While vacationing in Kennebunkport, Maine, I went to a food store that actually provided free sturdy cloth bags to hold your wine bottles. It had individual compartments. Now in PA and other states, liquor is not sold in food stores but this type of cloth bag is very useful when shopping, plus it eliminates both paper and plastic bags which the stores will use to protect the bottles. I'll have to take a look and see if I can still read the manufacturer and I'll post that info in case anyone is interested in where they can buy these.
02/08/2008 2:47:03 PM CST
Janet says ...
I have stopped buying those plastic water bottles for use when I work out. Think about the $ you'll save at the grocery store in addition to all those plastic bottles - where do they end up? I used to take comfort in the fact that they were all recycled, but I wonder sometimes...I purchased a stainless steel water bottle from greenfeet.com. Strange name for a website, but environmentally conscious website.
02/08/2008 2:52:07 PM CST
veronica says ...
Don't Dine out!!!! More meals should be based around the family dinner table. We are living in a world that is so wasteful that we have forgotten to appreciate the air we breathe & to live the healthy lives that we were meant to live. I love to plant seeds and watch them grow into beautiful plants that I can benefit from the spring to winter. Perserving is a way to keep all the much needed trash out of our landfills. Jars are made to last lifetimes. I know many family's do not have the resources to plant crops in the suburbs but we can buy locally and eat organic to save the farmers in this fast paced world.
02/09/2008 1:47:32 PM CST
andrajeanne says ...
It's hard to dine out "green" in my area, my local restaurants have just not caught on yet. So I came up with a great fix. With a group of friends you take turns hosting a "green" dinner party. Once a week or once a month, the host will have everyone over and prepare a wonderful dinner with locally or self grown organic food. Each meal is a surprise to the guests and gets everyone talking and finding out new healthy recipes and new places to get certain ingredients. It also gets the creativity going for the next host. It's a lot of fun and a great way to spend an evening "dining out" with friends that uses local resources, and produces hardly any waste.
02/10/2008 10:45:31 AM CST
Jennifer says ...
After reading through 24 posted comments, I'd like to share my additional and very doable idea of taking home any paper and plastic products (i.e.cutlery) that I end up with most times when dining out. Usually this is just the paper napkin(s), which I cut up into smaller sections once back home and set into a little basket affixed to the inside of the kitchen sink door. Since many places I frequent for eating out don't use cloth napkins, I accumulate a respectable pile that I can use instead of buying paper towels for mopping up messes, wiping out pans, sopping up oily spots before running through with the dish rag, etc.. I haven't purchased paper towels in years!

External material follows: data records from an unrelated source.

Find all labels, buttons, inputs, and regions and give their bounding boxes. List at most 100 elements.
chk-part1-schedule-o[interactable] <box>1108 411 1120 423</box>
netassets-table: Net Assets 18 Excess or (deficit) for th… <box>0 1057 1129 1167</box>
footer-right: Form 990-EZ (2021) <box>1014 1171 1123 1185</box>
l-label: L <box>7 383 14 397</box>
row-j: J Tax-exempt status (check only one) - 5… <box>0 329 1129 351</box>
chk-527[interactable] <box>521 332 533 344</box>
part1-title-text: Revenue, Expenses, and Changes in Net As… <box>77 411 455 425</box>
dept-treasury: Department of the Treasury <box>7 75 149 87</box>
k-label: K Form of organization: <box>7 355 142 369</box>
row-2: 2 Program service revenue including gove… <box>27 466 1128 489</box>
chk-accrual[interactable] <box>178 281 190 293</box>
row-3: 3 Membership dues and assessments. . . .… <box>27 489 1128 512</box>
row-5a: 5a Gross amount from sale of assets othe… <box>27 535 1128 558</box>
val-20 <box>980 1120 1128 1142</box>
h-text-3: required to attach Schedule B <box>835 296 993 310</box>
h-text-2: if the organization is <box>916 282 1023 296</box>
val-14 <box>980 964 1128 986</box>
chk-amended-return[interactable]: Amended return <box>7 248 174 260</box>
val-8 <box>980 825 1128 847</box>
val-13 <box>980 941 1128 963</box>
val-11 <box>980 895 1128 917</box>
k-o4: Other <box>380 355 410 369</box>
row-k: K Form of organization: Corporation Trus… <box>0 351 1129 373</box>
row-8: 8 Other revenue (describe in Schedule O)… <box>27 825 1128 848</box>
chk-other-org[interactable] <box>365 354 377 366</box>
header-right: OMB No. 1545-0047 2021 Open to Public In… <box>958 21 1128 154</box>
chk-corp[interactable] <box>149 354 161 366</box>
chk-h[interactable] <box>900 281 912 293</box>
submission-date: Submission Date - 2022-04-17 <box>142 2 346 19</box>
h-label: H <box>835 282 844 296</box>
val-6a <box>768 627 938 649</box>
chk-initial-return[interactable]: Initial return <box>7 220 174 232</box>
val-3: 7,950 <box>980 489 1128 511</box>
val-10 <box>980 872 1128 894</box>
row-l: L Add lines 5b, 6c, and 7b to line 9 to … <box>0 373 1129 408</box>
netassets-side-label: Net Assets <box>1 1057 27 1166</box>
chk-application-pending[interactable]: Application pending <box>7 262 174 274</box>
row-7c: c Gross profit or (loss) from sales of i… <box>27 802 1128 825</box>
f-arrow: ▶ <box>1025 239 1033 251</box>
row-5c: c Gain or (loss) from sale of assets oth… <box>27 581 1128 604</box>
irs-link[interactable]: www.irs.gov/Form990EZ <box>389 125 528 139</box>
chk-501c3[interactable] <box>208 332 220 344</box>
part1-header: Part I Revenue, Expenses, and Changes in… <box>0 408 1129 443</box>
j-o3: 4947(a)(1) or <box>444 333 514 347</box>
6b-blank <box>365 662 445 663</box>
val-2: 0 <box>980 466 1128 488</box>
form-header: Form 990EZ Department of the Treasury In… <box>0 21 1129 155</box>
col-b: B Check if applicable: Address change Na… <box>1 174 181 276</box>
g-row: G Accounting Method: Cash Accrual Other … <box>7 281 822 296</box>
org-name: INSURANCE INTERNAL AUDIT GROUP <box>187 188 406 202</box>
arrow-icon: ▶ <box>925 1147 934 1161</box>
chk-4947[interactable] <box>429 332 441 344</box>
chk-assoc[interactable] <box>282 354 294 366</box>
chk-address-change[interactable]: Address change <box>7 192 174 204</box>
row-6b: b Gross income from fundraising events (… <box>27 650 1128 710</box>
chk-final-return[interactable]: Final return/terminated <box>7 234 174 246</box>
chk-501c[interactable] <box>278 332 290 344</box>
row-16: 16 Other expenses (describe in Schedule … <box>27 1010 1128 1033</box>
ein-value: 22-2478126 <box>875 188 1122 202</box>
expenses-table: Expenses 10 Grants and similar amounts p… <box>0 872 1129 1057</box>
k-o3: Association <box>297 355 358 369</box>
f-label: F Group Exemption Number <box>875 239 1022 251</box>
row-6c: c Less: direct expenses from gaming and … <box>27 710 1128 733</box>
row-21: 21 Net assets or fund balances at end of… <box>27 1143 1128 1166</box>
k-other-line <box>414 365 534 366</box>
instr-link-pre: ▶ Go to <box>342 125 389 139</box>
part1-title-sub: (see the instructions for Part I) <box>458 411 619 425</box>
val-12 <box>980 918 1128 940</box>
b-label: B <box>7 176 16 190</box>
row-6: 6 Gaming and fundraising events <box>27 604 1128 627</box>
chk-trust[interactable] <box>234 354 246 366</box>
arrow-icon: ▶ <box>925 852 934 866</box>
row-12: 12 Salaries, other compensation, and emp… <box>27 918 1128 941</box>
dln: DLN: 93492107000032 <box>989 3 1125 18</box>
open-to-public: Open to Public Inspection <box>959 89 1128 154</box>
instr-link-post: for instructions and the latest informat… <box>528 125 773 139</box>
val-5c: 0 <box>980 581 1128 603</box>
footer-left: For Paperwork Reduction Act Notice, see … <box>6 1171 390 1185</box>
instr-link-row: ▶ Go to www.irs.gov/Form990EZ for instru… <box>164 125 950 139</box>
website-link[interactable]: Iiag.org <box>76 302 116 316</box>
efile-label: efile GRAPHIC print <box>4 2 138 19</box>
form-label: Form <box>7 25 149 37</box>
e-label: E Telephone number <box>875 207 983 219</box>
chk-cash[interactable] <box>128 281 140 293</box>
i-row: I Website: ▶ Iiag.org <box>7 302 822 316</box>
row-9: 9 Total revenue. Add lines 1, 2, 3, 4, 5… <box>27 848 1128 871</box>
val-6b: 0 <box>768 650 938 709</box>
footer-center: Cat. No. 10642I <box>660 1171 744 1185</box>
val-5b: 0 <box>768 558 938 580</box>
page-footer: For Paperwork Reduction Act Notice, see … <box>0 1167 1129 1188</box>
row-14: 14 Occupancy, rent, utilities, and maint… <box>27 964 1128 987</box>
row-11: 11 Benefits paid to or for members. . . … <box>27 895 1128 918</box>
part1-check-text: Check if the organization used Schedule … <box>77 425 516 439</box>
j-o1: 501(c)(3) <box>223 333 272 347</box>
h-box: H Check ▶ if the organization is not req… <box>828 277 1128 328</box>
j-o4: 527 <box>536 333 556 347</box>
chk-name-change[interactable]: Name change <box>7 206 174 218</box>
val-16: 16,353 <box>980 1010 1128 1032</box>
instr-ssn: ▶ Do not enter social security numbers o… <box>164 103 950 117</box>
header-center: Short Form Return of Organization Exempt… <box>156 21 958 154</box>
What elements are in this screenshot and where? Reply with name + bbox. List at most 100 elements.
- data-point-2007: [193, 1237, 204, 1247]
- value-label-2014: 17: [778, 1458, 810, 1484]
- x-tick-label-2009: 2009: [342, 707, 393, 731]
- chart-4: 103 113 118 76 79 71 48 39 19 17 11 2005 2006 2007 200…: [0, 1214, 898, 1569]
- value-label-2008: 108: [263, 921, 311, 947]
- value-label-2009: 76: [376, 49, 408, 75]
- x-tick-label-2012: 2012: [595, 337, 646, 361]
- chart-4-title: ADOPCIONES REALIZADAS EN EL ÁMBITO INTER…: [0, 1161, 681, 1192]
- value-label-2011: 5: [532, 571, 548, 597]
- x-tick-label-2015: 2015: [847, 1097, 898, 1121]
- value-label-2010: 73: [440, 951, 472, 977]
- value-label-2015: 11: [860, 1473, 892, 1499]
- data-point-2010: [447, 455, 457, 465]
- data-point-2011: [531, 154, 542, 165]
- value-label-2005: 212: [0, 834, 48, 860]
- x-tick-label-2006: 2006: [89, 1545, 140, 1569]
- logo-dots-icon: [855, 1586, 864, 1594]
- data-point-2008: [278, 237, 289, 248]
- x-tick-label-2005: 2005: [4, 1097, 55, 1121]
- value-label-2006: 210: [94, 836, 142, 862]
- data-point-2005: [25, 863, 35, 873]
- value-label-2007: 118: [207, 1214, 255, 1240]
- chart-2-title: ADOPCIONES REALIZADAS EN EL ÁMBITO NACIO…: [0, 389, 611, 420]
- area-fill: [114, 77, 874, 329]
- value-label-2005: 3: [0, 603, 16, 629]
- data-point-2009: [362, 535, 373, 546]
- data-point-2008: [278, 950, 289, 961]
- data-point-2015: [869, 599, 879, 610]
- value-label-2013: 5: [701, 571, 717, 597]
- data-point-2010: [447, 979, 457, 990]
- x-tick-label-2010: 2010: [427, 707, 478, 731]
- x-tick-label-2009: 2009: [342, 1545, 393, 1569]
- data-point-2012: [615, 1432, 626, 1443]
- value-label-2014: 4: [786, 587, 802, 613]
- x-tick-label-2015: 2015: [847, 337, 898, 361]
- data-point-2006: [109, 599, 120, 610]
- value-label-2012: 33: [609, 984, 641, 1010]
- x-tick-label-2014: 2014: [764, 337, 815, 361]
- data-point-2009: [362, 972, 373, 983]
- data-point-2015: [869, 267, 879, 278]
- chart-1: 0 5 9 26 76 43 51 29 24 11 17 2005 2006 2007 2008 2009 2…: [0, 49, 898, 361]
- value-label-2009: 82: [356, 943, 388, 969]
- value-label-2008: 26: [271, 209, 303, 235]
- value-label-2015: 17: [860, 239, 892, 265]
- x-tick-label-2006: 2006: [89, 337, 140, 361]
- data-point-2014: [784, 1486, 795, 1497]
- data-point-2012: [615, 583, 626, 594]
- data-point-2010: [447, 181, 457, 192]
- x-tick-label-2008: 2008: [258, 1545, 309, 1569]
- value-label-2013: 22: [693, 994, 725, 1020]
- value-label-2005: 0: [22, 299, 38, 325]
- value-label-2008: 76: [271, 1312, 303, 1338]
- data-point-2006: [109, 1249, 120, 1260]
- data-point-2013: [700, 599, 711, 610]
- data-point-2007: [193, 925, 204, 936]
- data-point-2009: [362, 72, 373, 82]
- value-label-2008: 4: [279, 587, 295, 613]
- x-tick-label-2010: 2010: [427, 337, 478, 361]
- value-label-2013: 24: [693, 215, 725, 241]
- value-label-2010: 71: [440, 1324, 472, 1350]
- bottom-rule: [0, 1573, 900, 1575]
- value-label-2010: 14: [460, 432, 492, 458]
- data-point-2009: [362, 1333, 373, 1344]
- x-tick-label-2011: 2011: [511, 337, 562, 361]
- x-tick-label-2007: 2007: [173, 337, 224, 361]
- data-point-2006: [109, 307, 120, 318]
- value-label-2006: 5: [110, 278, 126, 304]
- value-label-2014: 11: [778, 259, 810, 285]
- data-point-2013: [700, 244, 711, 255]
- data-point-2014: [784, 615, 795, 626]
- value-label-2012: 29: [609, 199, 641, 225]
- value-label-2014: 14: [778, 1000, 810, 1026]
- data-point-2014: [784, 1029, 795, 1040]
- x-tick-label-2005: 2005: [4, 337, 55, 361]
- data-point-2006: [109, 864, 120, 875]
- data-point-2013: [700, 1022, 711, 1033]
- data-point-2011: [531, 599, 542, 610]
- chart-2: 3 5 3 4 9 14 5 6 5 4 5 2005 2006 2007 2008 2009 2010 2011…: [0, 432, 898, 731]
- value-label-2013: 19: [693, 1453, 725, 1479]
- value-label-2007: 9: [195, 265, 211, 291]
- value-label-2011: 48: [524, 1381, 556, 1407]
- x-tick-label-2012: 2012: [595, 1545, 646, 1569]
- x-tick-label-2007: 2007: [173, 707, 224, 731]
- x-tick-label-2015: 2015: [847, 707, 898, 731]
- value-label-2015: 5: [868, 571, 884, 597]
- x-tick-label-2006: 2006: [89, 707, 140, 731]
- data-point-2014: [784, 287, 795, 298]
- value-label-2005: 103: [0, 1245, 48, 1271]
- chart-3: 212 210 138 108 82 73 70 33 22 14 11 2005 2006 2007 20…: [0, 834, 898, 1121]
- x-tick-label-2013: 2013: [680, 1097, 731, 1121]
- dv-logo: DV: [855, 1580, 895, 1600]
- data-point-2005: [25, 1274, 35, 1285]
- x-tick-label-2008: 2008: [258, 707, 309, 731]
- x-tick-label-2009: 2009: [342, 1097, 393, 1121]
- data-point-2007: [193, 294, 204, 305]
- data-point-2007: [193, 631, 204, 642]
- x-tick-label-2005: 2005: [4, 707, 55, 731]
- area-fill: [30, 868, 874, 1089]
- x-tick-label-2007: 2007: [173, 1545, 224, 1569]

For drying the hands I have a terry cloth towel handy. Other paper products (plates, cups) that come my way just go into the cardboard recycle box in my garage. The plastic items go into plastic recycling, which my community thankfully does. If I know in advance that a dining business uses only paper and plastic, I bring my own ceramic mug, cutlery (bamboo) and plate (enameled tin). What fun to hear the remarks of salespersons and other customers looking on!